I am trying to correct a program that makes to other programs with the createProces call.

The problem is when I pass an object of the Brick class as a parameter of the createProcess call.

I create the object (in the main) this way:

char IpApplicationName[1000];

STARTUPINFO StartInfo;
PROCESS_INFORMATION ProcessInfo;

strcpy(IpApplicationName, "c:\\Documents and Settings\\Eigenaar\\Bureaublad\\BluetoothTestr\\recvProc\\bin\\Debug\\recvProc.exe");

//set up the NXT
Connection *connection = new Bluetooth();
Brick *nxt = new Brick(connection);
char *nxt_ptr = (char *)&nxt;

Then I connect like this (6 is the comm port of the bluetooth dongle):

connection->connect(6);

CreateProcess(IpApplicationName, nxt_ptr, NULL, NULL, FALSE,    CREATE_NEW_CONSOLE, NULL, NULL,     &StartInfo, &ProcessInfo);

This all works fine I think, but the problem is when I cast the char* back to the Brick class in the recvProc.exe process like this:

Brick *nxt = (Brick*)argv[0];

If I comment th开发者_开发技巧is, then the program works fine... What is wrong with this line? Or do I need to pass the Connection object in createProcess?


You are passing, as a command line argument, a pointer to a pointer to a class. This is broken in quite a few ways:

  • CreateProcess's lpCommandLine argument takes a text string. There cannot be embedded NUL bytes. There must be a NUL byte to mark the end of the string. No such guarentee is present with a pointer-to-a-pointer, or indeed with a pointer or any sort of non-text-data in general.
  • Even if the pointer, by some miracle, was passed properly to the new process, the new process has its own address space. It cannot use pointers from the old process, at all; they are meaningless in a process different from that which they were created. So the argument is meaningless.
  • Even if it could access the old process's address space, there is nothing stopping the pointed-to brick from being destroyed before the new process completes its work.
  • Even if all these were fixed, you're passing a pointer-to-a-pointer-to-a-brick, and trying to use it as a regular pointer-to-a-brick.

In short, you can't pass objects as command-line arguments. Only text.
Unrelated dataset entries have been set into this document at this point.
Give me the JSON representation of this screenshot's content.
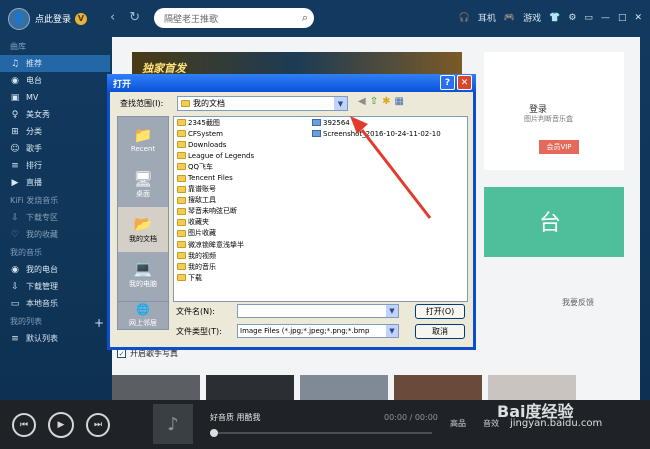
{
  "app": {
    "login_text": "点此登录",
    "search_placeholder": "隔壁老王推歌",
    "tools": [
      "耳机",
      "游戏"
    ]
  },
  "sidebar": {
    "sections": [
      {
        "title": "曲库",
        "items": [
          "推荐",
          "电台",
          "MV",
          "美女秀",
          "分类",
          "歌手",
          "排行",
          "直播"
        ]
      },
      {
        "title": "KiFi 发烧音乐",
        "items": [
          "下载专区",
          "我的收藏"
        ]
      },
      {
        "title": "我的音乐",
        "items": [
          "我的电台",
          "下载管理",
          "本地音乐"
        ]
      },
      {
        "title": "我的列表",
        "items": [
          "默认列表"
        ]
      }
    ],
    "active": "推荐"
  },
  "main": {
    "banner_text": "独家首发",
    "login_title": "登录",
    "login_hint": "图片判断音乐盒",
    "vip_label": "会员VIP",
    "tile_text": "台",
    "feedback": "我要反馈"
  },
  "player": {
    "song": "好音质 用酷我",
    "time": "00:00 / 00:00",
    "quality": "高品",
    "effect": "音效"
  },
  "dialog": {
    "title": "打开",
    "look_in_label": "查找范围(I):",
    "look_in_value": "我的文档",
    "places": [
      "Recent",
      "桌面",
      "我的文档",
      "我的电脑",
      "网上邻居"
    ],
    "files_col1": [
      "2345截图",
      "CFSystem",
      "Downloads",
      "League of Legends",
      "QQ飞车",
      "Tencent Files",
      "靠谱账号",
      "搜敌工具",
      "琴音未响弦已断",
      "收藏夹",
      "图片收藏",
      "微凉锁眸意浅挚半",
      "我的视频",
      "我的音乐",
      "下载"
    ],
    "files_col2": [
      "392564",
      "Screenshot_2016-10-24-11-02-10"
    ],
    "filename_label": "文件名(N):",
    "filename_value": "",
    "filetype_label": "文件类型(T):",
    "filetype_value": "Image Files (*.jpg;*.jpeg;*.png;*.bmp",
    "open_btn": "打开(O)",
    "cancel_btn": "取消"
  },
  "checkbox": {
    "label": "开启歌手写真",
    "checked": true
  },
  "watermark": {
    "line1": "Bai度经验",
    "line2": "jingyan.baidu.com"
  }
}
So, what do do here? Here are your options:

  • Have the child process connect to the brick on its own. Don't try to pass it a connection.
  • Set up a protocol of some sort (over stdin/stdout, or possibly DCOM) to allow the child process to remote control the Brick object in the parent.
  • Make recvProc into a DLL that runs inside the parent process.